Has anyone tried reducing the abv by diluting the finished product with regular store bought grape juice like Welch's? I'm looking to make a slightly sweet red with an abv somewhere in the 8 - 10% range.


----------



## Rocky (Feb 17, 2013)

I believe a lot of people on the forum do this. Be sure to stabilize the wine with K-meta and K-sorbate before adding the juice to prevent re-fermentation.


----------



## Wade E (Feb 17, 2013)

If you want it much sweeter you may want to add some concentrated so as not to dilute the wine too much to get the sweetness you want.


----------



## skyrat (Feb 17, 2013)

I use Welches concentrate to back sweeten frequently. More to raise to a desired sweetness and to add flavor.
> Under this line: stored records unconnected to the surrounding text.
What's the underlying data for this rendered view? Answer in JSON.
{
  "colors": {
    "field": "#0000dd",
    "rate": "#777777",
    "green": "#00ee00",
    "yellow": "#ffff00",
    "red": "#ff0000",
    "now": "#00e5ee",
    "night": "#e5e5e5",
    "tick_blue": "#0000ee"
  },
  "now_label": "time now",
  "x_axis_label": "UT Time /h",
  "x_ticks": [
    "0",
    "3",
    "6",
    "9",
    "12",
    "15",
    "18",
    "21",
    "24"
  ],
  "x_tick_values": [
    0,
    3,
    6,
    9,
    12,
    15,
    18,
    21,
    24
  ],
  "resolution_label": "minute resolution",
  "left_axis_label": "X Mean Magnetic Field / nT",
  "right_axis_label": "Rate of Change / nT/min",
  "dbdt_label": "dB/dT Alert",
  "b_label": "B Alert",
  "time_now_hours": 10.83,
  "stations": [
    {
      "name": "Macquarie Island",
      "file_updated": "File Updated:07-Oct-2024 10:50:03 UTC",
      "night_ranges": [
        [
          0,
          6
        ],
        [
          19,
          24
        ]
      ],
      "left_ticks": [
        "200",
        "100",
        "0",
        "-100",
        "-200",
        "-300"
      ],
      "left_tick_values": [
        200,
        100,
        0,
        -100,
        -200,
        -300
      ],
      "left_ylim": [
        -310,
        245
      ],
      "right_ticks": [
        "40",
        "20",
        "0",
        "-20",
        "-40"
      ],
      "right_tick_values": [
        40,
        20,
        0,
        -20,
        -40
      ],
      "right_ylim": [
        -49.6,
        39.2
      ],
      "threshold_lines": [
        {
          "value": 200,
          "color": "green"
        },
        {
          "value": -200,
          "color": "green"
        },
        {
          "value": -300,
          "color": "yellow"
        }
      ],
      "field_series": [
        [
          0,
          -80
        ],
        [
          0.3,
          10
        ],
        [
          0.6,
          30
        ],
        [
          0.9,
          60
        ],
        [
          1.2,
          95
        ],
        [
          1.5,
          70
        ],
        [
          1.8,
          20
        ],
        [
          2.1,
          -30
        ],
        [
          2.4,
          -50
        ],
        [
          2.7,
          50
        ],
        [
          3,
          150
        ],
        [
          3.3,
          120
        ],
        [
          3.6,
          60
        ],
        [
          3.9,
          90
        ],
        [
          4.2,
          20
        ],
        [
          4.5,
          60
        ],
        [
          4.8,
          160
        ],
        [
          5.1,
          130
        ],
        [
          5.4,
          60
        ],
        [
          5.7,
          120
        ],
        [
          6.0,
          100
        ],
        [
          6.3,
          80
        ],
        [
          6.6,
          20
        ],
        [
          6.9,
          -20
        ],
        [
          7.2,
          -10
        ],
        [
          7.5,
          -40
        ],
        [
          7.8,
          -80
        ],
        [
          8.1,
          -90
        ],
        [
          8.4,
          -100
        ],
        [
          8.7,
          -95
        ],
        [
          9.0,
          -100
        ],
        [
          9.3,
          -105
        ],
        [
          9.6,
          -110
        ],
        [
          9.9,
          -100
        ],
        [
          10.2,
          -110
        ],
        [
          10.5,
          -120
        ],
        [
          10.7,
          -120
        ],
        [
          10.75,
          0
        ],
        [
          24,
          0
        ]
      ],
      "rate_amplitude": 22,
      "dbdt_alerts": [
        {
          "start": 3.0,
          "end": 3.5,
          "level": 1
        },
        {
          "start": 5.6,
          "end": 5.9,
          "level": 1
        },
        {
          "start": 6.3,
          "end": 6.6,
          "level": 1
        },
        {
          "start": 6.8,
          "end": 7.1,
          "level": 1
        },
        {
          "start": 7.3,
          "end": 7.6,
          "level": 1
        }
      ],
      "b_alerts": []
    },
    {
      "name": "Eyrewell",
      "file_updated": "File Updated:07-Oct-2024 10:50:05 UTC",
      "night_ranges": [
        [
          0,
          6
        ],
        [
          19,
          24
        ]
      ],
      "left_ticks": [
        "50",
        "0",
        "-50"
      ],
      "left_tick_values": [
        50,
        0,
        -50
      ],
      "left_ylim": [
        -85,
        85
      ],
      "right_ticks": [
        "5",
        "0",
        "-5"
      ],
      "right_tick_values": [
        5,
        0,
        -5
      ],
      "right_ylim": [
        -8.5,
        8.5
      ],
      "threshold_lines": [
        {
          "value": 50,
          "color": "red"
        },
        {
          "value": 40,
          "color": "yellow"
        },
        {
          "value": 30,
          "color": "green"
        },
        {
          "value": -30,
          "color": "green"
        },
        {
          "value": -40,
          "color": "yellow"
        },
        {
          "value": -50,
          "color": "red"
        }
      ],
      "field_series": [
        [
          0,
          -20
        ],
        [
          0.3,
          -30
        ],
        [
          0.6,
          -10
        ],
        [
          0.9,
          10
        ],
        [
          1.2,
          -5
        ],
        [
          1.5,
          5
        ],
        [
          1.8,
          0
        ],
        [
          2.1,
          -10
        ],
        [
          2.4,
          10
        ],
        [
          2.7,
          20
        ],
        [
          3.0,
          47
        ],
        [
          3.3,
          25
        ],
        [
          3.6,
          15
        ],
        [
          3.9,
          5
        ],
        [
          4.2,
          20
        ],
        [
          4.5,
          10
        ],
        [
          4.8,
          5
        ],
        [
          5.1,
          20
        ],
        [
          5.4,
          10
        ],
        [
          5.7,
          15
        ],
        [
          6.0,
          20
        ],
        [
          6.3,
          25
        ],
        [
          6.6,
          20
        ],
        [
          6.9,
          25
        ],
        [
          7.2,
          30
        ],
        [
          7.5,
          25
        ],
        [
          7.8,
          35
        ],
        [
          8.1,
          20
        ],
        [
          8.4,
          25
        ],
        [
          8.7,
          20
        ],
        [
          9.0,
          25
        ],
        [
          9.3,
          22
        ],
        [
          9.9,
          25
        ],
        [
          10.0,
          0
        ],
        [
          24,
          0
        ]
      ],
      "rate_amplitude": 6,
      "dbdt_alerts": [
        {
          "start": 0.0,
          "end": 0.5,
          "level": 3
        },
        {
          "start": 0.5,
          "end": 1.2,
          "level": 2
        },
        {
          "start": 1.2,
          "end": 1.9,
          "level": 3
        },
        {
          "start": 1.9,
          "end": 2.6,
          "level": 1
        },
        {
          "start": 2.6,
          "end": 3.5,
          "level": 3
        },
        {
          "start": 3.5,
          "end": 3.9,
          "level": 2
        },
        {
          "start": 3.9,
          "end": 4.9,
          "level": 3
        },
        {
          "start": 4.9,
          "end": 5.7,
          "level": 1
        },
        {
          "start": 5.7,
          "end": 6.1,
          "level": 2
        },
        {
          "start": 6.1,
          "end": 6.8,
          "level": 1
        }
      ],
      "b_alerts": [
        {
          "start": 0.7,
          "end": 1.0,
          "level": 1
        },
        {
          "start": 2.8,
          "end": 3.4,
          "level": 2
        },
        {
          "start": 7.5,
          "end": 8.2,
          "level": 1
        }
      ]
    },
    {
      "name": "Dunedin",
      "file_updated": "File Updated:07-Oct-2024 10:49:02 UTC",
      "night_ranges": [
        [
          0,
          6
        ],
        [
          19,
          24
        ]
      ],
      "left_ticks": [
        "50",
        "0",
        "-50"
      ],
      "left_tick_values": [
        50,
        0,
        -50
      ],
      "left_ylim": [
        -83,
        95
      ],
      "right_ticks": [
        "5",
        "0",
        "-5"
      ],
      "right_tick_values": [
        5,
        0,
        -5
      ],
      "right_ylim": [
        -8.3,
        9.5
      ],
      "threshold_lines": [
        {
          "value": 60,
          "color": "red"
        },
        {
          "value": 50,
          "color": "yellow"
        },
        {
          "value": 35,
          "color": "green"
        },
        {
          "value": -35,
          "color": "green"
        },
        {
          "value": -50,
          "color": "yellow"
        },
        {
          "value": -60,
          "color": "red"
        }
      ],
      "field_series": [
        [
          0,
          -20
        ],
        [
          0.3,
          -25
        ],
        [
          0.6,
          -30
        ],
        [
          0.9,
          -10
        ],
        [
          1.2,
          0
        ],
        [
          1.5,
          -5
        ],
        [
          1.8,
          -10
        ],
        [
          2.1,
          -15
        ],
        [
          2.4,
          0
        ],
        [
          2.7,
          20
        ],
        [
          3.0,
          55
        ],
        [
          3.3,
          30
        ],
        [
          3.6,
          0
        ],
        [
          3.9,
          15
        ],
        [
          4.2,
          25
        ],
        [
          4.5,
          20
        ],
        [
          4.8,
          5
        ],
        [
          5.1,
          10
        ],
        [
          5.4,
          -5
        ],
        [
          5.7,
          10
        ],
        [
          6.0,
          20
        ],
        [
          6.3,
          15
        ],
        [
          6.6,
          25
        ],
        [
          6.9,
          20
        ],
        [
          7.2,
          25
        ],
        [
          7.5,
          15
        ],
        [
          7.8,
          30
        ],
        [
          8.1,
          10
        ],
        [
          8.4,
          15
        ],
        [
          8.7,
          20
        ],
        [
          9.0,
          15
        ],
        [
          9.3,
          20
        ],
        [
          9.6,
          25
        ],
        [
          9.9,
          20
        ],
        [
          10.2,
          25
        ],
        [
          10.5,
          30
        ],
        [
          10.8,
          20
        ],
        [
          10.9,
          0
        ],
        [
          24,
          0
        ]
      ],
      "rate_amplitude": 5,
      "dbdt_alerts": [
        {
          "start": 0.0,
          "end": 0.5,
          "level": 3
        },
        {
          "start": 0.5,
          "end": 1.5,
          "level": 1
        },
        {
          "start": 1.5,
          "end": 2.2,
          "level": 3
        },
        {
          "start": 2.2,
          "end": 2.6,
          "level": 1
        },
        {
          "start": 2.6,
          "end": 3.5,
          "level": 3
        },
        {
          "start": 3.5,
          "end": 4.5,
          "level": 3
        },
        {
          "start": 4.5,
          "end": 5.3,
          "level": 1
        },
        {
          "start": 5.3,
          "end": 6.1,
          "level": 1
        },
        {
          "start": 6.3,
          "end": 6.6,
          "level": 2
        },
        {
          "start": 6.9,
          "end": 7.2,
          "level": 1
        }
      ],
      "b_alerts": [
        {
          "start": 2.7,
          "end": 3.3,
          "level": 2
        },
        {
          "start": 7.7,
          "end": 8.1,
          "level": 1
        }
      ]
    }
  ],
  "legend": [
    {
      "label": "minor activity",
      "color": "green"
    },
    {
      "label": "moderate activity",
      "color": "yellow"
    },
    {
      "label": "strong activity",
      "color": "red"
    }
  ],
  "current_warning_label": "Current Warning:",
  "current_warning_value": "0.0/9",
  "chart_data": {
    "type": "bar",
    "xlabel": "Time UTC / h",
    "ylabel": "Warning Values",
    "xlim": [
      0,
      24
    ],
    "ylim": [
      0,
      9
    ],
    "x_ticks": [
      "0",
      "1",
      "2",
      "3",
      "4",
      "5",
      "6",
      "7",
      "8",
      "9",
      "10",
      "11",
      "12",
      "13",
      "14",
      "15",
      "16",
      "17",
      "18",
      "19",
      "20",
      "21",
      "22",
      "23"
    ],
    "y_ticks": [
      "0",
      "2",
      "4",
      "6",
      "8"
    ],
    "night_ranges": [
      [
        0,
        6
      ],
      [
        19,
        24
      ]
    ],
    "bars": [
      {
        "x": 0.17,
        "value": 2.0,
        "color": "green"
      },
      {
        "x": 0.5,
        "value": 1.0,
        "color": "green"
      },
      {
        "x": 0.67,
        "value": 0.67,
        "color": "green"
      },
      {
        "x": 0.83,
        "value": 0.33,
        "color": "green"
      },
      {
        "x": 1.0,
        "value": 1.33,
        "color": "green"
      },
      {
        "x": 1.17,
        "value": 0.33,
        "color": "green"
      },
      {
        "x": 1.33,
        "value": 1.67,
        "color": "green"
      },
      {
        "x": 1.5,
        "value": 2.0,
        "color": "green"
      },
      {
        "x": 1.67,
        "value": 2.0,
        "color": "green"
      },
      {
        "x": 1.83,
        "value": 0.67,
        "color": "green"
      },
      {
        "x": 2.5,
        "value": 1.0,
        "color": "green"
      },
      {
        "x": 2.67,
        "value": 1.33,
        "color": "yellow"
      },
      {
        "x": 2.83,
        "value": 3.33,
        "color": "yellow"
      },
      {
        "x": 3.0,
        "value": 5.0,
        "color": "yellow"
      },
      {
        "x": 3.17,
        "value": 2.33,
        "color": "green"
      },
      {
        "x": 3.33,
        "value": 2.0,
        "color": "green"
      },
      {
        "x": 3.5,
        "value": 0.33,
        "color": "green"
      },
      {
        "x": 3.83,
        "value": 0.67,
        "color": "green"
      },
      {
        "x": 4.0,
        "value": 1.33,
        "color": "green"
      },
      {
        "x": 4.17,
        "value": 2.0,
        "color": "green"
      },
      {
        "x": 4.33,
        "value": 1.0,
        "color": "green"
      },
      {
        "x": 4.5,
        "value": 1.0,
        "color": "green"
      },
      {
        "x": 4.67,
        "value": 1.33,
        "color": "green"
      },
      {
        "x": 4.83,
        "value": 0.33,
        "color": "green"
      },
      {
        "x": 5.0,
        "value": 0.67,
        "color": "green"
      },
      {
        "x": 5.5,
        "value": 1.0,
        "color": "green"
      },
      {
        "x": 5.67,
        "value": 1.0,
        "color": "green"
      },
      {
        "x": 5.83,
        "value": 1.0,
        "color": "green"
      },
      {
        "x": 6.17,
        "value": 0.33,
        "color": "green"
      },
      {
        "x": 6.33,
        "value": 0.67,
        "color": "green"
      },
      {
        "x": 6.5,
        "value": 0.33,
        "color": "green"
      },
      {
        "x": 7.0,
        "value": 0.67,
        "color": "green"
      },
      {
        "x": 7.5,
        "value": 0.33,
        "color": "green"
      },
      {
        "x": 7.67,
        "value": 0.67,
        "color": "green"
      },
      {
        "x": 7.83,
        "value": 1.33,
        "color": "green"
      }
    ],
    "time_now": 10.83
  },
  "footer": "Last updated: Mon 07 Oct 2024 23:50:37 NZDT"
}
If you like the flavor before back sweetening,, be aware concentrate is going to change flavor more than a juice or even a sugar/water addition (which will add sweetness without additional flavorings).

As Long as you are stable as Rocky mentioned and your intention is to reduce alcohol content whatever you use is just a proportional dilution to your initial finished ABV. Formula available if you want (email easier) as it is in an Excel file (with examples).


----------



## jswordy (Feb 18, 2013)

I'd be careful going below 10% ABV, unless you plan to drink it all up very young or you plan to preserve it more heavily.

I suggest drinking it all up as soon as possible.


----------



## skyrat (Feb 18, 2013)

DITTO with jswordy. Under 10% use care.


----------